The blockchain, the digital ledger system that underlies the boom in cryptocurrencies like bitcoin, is an innovation born within the open-source software community, where software coders pride themselves on the sharing of information. But the blockchain’s open-source formative years may not stay that way.
As bitcoin nears $20,000 and other digital currencies experience unprecedented gains, some of the biggest names in the corporate world are seeking patents related to the blockchain — financial companies like Visa, retailers like Walmart and the tech old guard like IBM. And in what likely would cause distress in the open-source movement, in late November one of the business world’s most notorious patent trolls hatched plans to create and amass a trove of blockchain patents.
Erich Spangenberg, who became notorious in Silicon Valley for challenging tech patents, has put together a new group to unlock the value in blockchain IP. Spangenberg wrote in a recent blog post, “The financial press is having fun talking about Bitcoin, but another important story that gets less attention is the technology underlying Bitcoin called ‘blockchain.'”

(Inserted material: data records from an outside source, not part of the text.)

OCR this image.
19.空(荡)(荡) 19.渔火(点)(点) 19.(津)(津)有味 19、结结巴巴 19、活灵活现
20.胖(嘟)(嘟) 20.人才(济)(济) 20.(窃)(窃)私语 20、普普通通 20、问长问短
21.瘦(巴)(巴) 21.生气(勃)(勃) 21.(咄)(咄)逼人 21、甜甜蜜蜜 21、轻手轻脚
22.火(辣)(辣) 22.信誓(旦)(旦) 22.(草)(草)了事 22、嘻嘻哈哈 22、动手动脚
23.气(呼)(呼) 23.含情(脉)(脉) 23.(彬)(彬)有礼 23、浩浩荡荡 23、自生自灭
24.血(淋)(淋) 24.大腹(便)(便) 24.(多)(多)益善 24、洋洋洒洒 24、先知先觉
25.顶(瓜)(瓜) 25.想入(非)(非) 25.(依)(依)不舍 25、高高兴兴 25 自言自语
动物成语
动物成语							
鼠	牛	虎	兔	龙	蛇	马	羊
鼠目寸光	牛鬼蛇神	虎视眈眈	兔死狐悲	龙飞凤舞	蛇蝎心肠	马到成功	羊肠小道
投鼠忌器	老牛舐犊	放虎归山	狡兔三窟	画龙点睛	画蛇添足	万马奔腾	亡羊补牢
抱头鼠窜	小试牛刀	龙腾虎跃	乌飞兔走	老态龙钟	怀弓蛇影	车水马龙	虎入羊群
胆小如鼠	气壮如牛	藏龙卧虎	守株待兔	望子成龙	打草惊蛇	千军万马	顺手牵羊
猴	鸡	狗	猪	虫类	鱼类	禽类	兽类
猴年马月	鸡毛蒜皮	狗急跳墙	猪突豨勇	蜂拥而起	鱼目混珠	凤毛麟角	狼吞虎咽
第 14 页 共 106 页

A patent war “is inevitable,” said Nick Spanos, founder and CEO of Blockchain Technologies, which has patented a blockchain-based election voting system among a handful of blockchain patents. He also is co-founder of the blockchain-based smart contract app Zap Project.
“There are a lot of applications out there that people do to make their company look good with press releases and fluff, when they want to make their company look good. … The legal battles will ensue; we will see what the landscape looks like when the dust settles.”